On the opening track, Dacosta's vocals rise with noticeable purity above the uncalm noise of the guitar in a sort of half-human duet. "Turn Me On" achieves a similar effect, but built on a more solid rhythm section into a more conventional song. Next up, "Universal Love" severs the album's last ties with the earth as Liu's strange voice takes the fore. The album doesn't wane on "Seeking Heat" and "Electricity" either, the former held aloft by Dacosta's breathtaking melody and the latter driven forward by Liu's gently raging guitar.
The entire album doesn't quite match its opening. "Sun Chaser" is an interesting experiment in blatantly country-style slide guitar, with a 28DT twist. The band tries the same experiment again "Missing You," again with success. Unfortunately, some of the other later tracks are just not as memorable and not only mildly disappoint, but also dilute the quality of the earlier songs. Still, they aren't bad songs by any means and the album is strong enough to withstand some simply "pretty good" filler.

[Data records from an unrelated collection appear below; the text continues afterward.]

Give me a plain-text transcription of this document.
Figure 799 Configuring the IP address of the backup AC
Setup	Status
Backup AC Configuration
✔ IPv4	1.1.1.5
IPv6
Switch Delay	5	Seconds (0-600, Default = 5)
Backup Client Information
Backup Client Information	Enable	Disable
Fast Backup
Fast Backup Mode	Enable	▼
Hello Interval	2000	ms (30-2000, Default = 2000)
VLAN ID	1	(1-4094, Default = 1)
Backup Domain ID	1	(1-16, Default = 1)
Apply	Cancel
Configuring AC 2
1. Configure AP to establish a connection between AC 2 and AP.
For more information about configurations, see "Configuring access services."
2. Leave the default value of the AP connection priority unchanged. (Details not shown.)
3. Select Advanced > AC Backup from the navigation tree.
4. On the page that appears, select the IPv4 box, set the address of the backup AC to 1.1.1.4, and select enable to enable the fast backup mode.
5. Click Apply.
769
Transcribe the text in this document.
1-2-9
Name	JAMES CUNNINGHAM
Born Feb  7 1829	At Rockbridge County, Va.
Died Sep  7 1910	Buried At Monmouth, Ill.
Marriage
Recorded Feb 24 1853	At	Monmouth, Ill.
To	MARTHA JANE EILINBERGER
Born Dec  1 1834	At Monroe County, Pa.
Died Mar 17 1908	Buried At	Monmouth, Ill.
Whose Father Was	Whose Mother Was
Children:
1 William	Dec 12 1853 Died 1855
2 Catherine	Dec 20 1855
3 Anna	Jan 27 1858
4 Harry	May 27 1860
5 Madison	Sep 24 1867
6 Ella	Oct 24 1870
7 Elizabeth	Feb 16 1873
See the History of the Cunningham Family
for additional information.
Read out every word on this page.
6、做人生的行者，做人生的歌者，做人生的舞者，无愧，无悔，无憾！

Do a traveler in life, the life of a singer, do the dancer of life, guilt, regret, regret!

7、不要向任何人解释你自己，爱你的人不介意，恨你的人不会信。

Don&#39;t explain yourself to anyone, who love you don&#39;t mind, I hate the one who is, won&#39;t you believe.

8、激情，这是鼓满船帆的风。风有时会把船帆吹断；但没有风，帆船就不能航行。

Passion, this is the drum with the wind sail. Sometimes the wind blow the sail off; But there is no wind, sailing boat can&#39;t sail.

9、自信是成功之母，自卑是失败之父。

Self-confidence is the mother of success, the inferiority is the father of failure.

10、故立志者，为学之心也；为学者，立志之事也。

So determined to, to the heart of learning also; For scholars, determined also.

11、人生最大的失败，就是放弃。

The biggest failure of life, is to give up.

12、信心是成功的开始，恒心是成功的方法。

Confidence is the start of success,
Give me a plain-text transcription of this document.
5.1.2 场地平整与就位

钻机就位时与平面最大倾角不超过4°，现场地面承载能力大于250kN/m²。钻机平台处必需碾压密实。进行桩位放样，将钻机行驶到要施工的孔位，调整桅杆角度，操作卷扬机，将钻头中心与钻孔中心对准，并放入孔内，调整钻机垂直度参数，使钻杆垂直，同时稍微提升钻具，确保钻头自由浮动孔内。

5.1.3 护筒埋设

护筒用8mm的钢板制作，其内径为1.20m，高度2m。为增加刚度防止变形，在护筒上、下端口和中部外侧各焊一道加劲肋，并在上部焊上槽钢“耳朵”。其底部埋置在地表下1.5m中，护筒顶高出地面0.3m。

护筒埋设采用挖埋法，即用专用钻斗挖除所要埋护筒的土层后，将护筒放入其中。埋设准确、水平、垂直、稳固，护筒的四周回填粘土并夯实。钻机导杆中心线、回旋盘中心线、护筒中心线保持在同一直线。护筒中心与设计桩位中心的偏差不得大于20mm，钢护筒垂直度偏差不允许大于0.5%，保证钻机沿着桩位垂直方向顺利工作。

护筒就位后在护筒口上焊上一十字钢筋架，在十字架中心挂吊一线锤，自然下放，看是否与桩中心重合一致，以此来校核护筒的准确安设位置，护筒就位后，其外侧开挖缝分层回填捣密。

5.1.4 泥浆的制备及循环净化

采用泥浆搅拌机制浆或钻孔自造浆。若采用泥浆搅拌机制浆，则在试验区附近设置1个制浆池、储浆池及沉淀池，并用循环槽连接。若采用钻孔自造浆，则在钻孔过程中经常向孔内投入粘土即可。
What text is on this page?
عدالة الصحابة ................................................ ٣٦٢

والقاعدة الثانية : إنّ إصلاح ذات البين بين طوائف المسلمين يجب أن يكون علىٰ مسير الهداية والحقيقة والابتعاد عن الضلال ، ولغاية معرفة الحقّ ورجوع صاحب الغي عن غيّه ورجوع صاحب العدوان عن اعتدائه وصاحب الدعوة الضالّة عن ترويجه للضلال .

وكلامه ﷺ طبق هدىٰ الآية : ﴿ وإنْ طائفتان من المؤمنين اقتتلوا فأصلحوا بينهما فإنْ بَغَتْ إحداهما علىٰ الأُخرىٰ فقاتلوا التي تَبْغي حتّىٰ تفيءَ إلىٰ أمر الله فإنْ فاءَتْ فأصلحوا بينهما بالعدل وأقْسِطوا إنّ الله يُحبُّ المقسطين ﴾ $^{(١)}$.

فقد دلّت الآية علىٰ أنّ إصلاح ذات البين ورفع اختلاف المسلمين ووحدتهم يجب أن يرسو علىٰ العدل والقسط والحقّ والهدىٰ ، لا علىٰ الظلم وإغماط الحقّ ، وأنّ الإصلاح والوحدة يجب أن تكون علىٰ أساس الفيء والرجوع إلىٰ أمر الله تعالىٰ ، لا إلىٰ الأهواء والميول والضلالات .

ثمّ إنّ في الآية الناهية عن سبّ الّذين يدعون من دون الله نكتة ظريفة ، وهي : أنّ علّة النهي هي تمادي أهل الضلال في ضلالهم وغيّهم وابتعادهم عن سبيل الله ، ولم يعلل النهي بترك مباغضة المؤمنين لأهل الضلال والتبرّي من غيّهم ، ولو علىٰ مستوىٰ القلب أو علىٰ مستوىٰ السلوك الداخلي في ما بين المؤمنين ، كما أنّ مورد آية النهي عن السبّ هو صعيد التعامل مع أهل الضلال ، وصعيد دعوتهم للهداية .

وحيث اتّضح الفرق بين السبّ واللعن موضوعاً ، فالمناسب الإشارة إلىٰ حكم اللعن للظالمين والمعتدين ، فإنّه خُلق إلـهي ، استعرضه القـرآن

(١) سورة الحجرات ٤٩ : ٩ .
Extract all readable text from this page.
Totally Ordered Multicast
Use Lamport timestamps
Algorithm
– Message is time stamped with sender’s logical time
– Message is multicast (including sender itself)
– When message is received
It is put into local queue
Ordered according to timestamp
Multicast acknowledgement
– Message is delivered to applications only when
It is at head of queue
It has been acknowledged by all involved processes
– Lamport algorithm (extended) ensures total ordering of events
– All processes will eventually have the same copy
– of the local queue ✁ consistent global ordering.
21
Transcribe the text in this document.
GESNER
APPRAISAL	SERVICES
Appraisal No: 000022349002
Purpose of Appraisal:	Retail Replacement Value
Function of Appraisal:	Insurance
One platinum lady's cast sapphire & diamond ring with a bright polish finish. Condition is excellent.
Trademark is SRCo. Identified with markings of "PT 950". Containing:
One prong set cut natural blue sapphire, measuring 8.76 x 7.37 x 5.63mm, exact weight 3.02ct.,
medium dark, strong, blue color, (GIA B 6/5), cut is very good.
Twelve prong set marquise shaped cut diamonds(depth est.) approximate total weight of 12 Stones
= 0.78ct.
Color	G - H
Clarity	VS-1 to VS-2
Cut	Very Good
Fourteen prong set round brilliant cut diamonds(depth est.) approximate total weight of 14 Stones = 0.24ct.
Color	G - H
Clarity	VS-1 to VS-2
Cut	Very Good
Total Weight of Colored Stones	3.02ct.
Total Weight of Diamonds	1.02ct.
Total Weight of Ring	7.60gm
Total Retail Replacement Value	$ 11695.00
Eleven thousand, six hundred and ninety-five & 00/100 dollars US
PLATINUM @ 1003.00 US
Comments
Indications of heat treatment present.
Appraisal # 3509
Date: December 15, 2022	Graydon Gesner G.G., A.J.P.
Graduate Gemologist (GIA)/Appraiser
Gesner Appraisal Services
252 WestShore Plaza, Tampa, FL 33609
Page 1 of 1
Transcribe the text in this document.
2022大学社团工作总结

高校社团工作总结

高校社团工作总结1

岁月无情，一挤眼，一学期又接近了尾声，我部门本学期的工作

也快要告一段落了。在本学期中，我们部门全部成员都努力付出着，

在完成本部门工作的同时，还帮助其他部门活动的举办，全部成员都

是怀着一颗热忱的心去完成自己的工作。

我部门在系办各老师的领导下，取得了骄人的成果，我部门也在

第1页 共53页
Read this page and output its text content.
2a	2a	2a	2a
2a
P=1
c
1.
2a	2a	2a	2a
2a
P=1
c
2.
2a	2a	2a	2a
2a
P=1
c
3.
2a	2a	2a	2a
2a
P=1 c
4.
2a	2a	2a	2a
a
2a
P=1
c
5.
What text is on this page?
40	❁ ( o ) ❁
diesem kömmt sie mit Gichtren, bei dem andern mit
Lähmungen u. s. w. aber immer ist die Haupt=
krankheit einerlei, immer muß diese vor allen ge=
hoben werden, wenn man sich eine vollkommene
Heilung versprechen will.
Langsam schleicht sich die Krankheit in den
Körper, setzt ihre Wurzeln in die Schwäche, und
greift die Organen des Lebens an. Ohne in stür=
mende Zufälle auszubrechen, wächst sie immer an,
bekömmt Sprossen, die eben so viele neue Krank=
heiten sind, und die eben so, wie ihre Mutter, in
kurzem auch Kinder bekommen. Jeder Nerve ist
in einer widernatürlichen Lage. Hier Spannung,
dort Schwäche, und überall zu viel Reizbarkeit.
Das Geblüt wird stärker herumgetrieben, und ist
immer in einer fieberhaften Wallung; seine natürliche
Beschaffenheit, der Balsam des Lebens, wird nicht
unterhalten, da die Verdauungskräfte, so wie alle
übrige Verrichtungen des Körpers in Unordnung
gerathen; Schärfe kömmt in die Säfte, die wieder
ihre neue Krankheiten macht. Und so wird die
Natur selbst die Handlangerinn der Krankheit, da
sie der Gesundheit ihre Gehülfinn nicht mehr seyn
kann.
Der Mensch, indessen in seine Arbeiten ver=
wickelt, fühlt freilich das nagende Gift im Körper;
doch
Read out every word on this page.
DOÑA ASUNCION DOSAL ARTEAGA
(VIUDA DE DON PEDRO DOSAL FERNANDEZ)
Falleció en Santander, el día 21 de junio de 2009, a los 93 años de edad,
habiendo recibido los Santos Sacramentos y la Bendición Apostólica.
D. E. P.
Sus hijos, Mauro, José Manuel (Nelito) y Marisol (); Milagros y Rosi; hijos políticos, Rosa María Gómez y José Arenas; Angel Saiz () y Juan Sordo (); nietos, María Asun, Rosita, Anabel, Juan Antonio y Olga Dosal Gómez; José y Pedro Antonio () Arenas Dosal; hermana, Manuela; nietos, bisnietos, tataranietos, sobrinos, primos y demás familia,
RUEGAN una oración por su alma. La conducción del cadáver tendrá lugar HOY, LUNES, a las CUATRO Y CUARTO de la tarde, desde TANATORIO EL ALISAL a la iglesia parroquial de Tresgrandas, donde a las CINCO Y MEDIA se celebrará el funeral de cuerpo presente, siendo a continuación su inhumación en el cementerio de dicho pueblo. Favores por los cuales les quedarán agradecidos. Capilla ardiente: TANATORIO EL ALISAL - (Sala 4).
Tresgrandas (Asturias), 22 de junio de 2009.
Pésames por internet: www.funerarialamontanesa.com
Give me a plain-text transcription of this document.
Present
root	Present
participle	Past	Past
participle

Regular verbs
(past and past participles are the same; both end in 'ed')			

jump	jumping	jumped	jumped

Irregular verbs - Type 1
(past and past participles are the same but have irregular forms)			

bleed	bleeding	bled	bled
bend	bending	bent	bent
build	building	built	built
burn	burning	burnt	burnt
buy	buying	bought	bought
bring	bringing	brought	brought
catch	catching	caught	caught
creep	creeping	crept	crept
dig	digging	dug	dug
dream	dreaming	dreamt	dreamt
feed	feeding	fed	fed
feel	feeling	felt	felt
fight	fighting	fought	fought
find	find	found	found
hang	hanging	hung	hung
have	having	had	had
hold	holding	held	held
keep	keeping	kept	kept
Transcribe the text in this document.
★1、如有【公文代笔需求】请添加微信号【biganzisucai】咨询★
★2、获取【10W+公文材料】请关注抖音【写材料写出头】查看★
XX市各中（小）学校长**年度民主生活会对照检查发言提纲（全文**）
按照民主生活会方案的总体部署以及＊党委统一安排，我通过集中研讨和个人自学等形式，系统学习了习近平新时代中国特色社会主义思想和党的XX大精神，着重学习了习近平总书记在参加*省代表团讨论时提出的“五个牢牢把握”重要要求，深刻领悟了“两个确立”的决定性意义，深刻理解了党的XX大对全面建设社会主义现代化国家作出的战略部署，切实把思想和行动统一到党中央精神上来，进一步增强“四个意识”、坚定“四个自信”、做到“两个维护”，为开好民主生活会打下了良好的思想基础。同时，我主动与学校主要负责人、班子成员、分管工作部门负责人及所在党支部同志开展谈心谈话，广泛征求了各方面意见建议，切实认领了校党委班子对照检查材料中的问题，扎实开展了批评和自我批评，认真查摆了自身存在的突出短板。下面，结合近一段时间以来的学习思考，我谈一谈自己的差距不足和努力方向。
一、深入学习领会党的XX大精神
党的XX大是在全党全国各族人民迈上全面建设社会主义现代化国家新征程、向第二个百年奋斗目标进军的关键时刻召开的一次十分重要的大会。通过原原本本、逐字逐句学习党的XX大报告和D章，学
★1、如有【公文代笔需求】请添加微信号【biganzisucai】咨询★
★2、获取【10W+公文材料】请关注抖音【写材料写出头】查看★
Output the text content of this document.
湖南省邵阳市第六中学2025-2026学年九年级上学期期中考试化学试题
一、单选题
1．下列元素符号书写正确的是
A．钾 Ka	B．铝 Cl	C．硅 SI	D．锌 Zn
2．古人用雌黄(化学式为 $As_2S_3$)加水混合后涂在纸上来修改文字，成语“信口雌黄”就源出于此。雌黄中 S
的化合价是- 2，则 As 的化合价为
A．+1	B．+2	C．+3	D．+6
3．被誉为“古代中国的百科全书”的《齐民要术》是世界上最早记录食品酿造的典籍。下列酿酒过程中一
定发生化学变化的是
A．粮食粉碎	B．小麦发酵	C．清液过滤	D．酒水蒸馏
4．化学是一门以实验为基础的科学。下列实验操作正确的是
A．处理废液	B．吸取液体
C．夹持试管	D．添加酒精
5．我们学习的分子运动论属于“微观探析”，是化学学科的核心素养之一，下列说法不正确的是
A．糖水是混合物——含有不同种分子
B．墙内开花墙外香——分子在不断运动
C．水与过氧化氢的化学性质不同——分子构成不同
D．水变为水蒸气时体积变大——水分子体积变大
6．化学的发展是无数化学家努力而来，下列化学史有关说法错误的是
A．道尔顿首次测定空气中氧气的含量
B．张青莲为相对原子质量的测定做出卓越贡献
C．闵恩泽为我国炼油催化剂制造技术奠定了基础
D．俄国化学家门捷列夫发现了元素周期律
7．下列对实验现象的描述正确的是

I don't know that 28 Degrees Taurus will ever catch on in a big way and I don't know that they necessarily want to. Still, they remain one of the best and by far one of the most underrated East Coast bands around. They are better than 95% of what gets love from the indie scene. That's not just because they're more talented but also because they're more passionate and honest and pour more love into their music than the vast majority of bands. They have that purity of intention and a courage of exploration that, as a listener, I lost long ago. And reminding even a few listeners of that feeling is more than most bands can ever hope to achieve. Thanks, guys.